Some of these questions I might be able to answer through further reading, conducting experiments, and dedicating more time to study. Others represent potential tasks or areas of exploration; I’m still considering whether to invest time in these. I will label them accordingly for clarity.

  1. A fuzzer seems to be able to test if a PUT violates different security policies. But a bug oracle is meant to determine whether a given execution of the PUT violates a specific security policy. Does that mean a fuzzer has multiple bug oracles embedded and switch between them?
  2. Through reading academic papers, I have become familiar with concepts like ‘seed’, ‘configuration’, ‘approximation’,’ Block-based Mutation’, and ‘Bernoulli trials’. However, due to a lack of practical experience, these ideas still feel abstract and somewhat intangible to me

Might be solved by studying a specific fuzzer. By reading the first two papers, I found BFF (Black box), AFL (Grey box), and honggfuzz (Grey box) are important. But I’m not sure how to study them.

  1. In the Fuzz Genealogy, there are more fuzzers for File PUTs. Does that mean the file PUTs are more important or easier to study or there are more problems arising there? Why there are only a few fuzzers for concurrency and no more grey box fuzzer after 2012?
  2. It’s said static instrumentation generally imposes less runtime overhead than dynamic instrumentation. Is this monotony always true no matter the scale of application? Is there data on the relationship between the cost of fuzzer and different design decisions made?
  3. I took a glance at the document of Enforceable Security Policies and felt like set theory is important to describe some theories.\
  4. Considering fuzzing has to deal with checksums, does that mean fuzz testing could be carried out without organizations’ permission? How to avoid fuzz testing from being a kind of DDOS attack?
  5. Does the completeness below mean no false negatives? And soundness means no false positives?

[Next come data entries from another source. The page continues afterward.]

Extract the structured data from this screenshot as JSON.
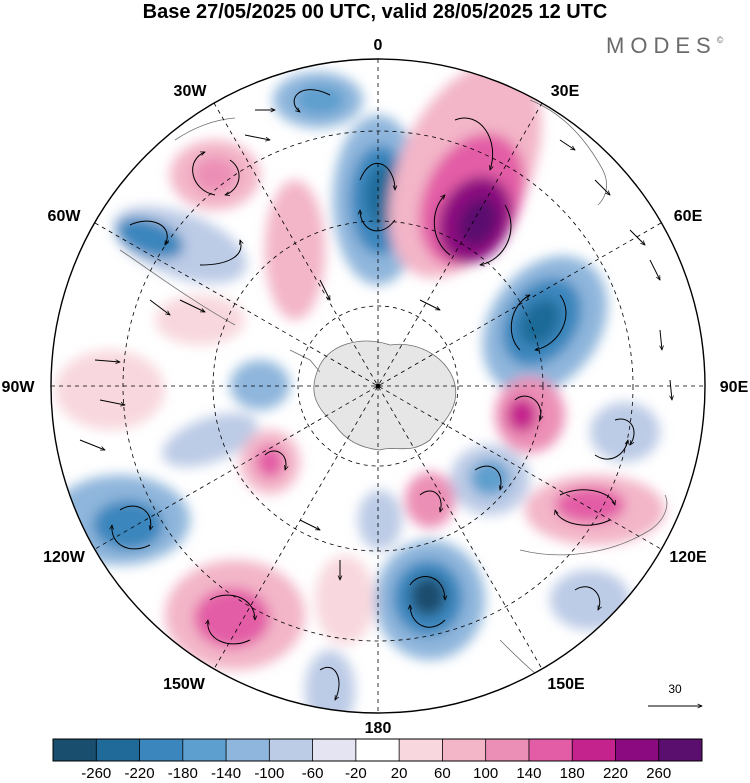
{
  "title": "Base 27/05/2025 00 UTC, valid 28/05/2025 12 UTC",
  "brand": {
    "name": "MODES",
    "mark": "©"
  },
  "map": {
    "projection": "south-polar-stereographic",
    "longitude_labels": [
      "0",
      "30E",
      "60E",
      "90E",
      "120E",
      "150E",
      "180",
      "150W",
      "120W",
      "90W",
      "60W",
      "30W"
    ],
    "reference_vector": {
      "value": "30"
    }
  },
  "colorbar": {
    "tick_labels": [
      "-260",
      "-220",
      "-180",
      "-140",
      "-100",
      "-60",
      "-20",
      "20",
      "60",
      "100",
      "140",
      "180",
      "220",
      "260"
    ],
    "colors": [
      "#1a4e6e",
      "#1f6a98",
      "#3a86bd",
      "#5d9fce",
      "#8fb6dc",
      "#bccbe6",
      "#e4e4f2",
      "#ffffff",
      "#f8d8de",
      "#f3b5c8",
      "#ec8fb6",
      "#e35da6",
      "#c4238d",
      "#8c0a7f",
      "#5a0f6e"
    ]
  },
  "colors": {
    "land": "#e6e6e6",
    "outline": "#000000"
  }
}
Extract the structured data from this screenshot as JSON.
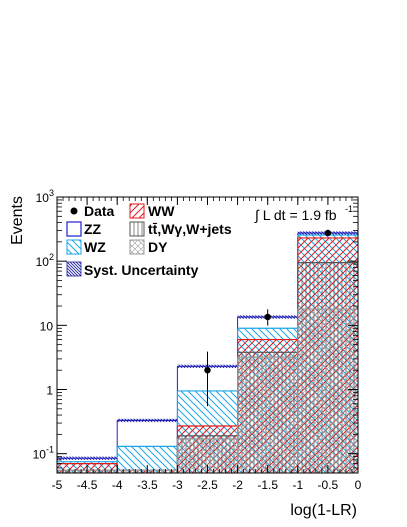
{
  "chart_data": {
    "type": "bar",
    "subtype": "stacked-histogram",
    "xlabel": "log(1-LR)",
    "ylabel": "Events",
    "xlim": [
      -5,
      0
    ],
    "ylim": [
      0.05,
      1000
    ],
    "yscale": "log",
    "grid": false,
    "legend_position": "top-left",
    "luminosity_label": "∫ L dt = 1.9 fb",
    "luminosity_exponent": "-1",
    "x_ticks": [
      {
        "value": -5,
        "label": "-5"
      },
      {
        "value": -4.5,
        "label": "-4.5"
      },
      {
        "value": -4,
        "label": "-4"
      },
      {
        "value": -3.5,
        "label": "-3.5"
      },
      {
        "value": -3,
        "label": "-3"
      },
      {
        "value": -2.5,
        "label": "-2.5"
      },
      {
        "value": -2,
        "label": "-2"
      },
      {
        "value": -1.5,
        "label": "-1.5"
      },
      {
        "value": -1,
        "label": "-1"
      },
      {
        "value": -0.5,
        "label": "-0.5"
      },
      {
        "value": 0,
        "label": "0"
      }
    ],
    "y_ticks": [
      {
        "value": 0.1,
        "base": "10",
        "exp": "-1"
      },
      {
        "value": 1,
        "base": "1",
        "exp": ""
      },
      {
        "value": 10,
        "base": "10",
        "exp": ""
      },
      {
        "value": 100,
        "base": "10",
        "exp": "2"
      },
      {
        "value": 1000,
        "base": "10",
        "exp": "3"
      }
    ],
    "bins": [
      -5,
      -4,
      -3,
      -2,
      -1,
      0
    ],
    "series": [
      {
        "name": "DY",
        "cumulative": [
          0.055,
          0.055,
          0.17,
          3.2,
          18
        ],
        "color": "#999999",
        "pattern": "crosshatch"
      },
      {
        "name": "tt̄,Wγ,W+jets",
        "cumulative": [
          0.055,
          0.055,
          0.19,
          3.8,
          95
        ],
        "color": "#555555",
        "pattern": "vertical"
      },
      {
        "name": "WW",
        "cumulative": [
          0.07,
          0.055,
          0.27,
          6.0,
          230
        ],
        "color": "#e8191b",
        "pattern": "diagonal"
      },
      {
        "name": "WZ",
        "cumulative": [
          0.075,
          0.13,
          0.95,
          9.0,
          255
        ],
        "color": "#19a6e8",
        "pattern": "diagonal-rev"
      },
      {
        "name": "ZZ",
        "cumulative": [
          0.085,
          0.33,
          2.3,
          13.5,
          275
        ],
        "color": "#1f1fd2",
        "pattern": "outline"
      }
    ],
    "syst_uncertainty": {
      "name": "Syst. Uncertainty",
      "rel": 0.06,
      "color": "#1f1fa0"
    },
    "data_points": {
      "name": "Data",
      "x": [
        -2.5,
        -1.5,
        -0.5
      ],
      "y": [
        2,
        13.5,
        275
      ],
      "y_err_low": [
        1.45,
        3.6,
        16
      ],
      "y_err_high": [
        1.9,
        4.3,
        17
      ]
    }
  }
}
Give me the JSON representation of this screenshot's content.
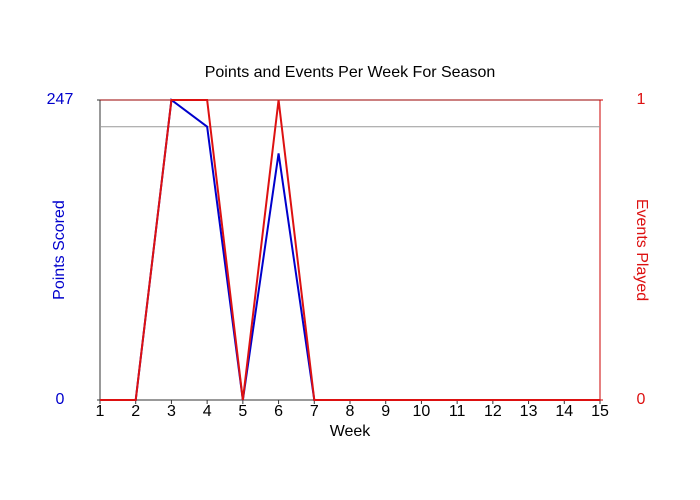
{
  "chart_data": {
    "type": "line",
    "title": "Points and Events Per Week For Season",
    "xlabel": "Week",
    "x": [
      1,
      2,
      3,
      4,
      5,
      6,
      7,
      8,
      9,
      10,
      11,
      12,
      13,
      14,
      15
    ],
    "xlim": [
      1,
      15
    ],
    "xticks": [
      1,
      2,
      3,
      4,
      5,
      6,
      7,
      8,
      9,
      10,
      11,
      12,
      13,
      14,
      15
    ],
    "ylim": [
      0,
      247
    ],
    "yticks": [
      0,
      247
    ],
    "y2lim": [
      0,
      1
    ],
    "y2ticks": [
      0,
      1
    ],
    "hline": 225,
    "series": [
      {
        "name": "Points Scored",
        "color": "#0000cc",
        "values": [
          0,
          0,
          247,
          225,
          0,
          203,
          0,
          0,
          0,
          0,
          0,
          0,
          0,
          0,
          0
        ]
      },
      {
        "name": "Events Played",
        "color": "#dd1111",
        "axis": "y2",
        "values": [
          0,
          0,
          1,
          1,
          0,
          1,
          0,
          0,
          0,
          0,
          0,
          0,
          0,
          0,
          0
        ]
      }
    ]
  }
}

We have different warning levels from 0 to 4 in Visual Studio, can we say some compromise soundness and some compromise completeness?

However, as expected, this completeness comes with a higher average overhead of 116% [160]. CaVer [133], TypeSan [96] and HexType [113] instrument programs during compilation so that they can detect bad-casting in C++ type casting.

  1. There are four major security conferences and three software engineering conferences, and a lot of work gets published annually there. Also, in the fuzzing field, there are numerous research groups that we could keep track of. Are there other sources? How to decide what kind of work we should read and how to allocate our time. The strategy might be different for a beginner, a researcher, and a developer in the industry.
  2. The Fuzzer Genealogy includes fuzzers in GitHub with over 100 stars. How to judge whether a fuzzer is worth using? Would the threshold be too low?
  3. Should we be familiar with different exploitation ways of vulnerabilities in order to develop fuzzers? Is it possible to detect complicated attacking ways (e.g. step by step, attack based on information from previous steps) with fuzzing.

Curiosity

some are related to specific techniques and some are about challenges, I haven’t decided whether and what I should devote time to.

Specific technique

  1. QEMU is mentioned as a dynamic instrumentation tool. I used it as simply a VM before and I’m curious about how it works for fuzzing at the binary level.
  2. Neural and Learn&Fuzz use a neural network-based machine learning technique to learn a model from a given set of test files and generate test cases from the inferred model. Does it achieve better efficiency? Can the method be applied to other scenarios? Why and why not?
  3. KameleonFuzz detects successful XSS attacks by parsing test cases with a real web browser, extracting the Document Object Model tree, and comparing it against manually specified patterns that indicate a successful XSS attack. I’m curious about the patterns.
  4. The exploitable plugin for GDB is mentioned as an exploitability ranking system. Curious about under which scenarios would it be used.

Challenges

  1. Structure-aware and grammar-based fuzzing as well as the integration of static analysis and symbolic execution with grey box fuzzing.
  2. Study the utility of GPUs and other means of efficient parallelization.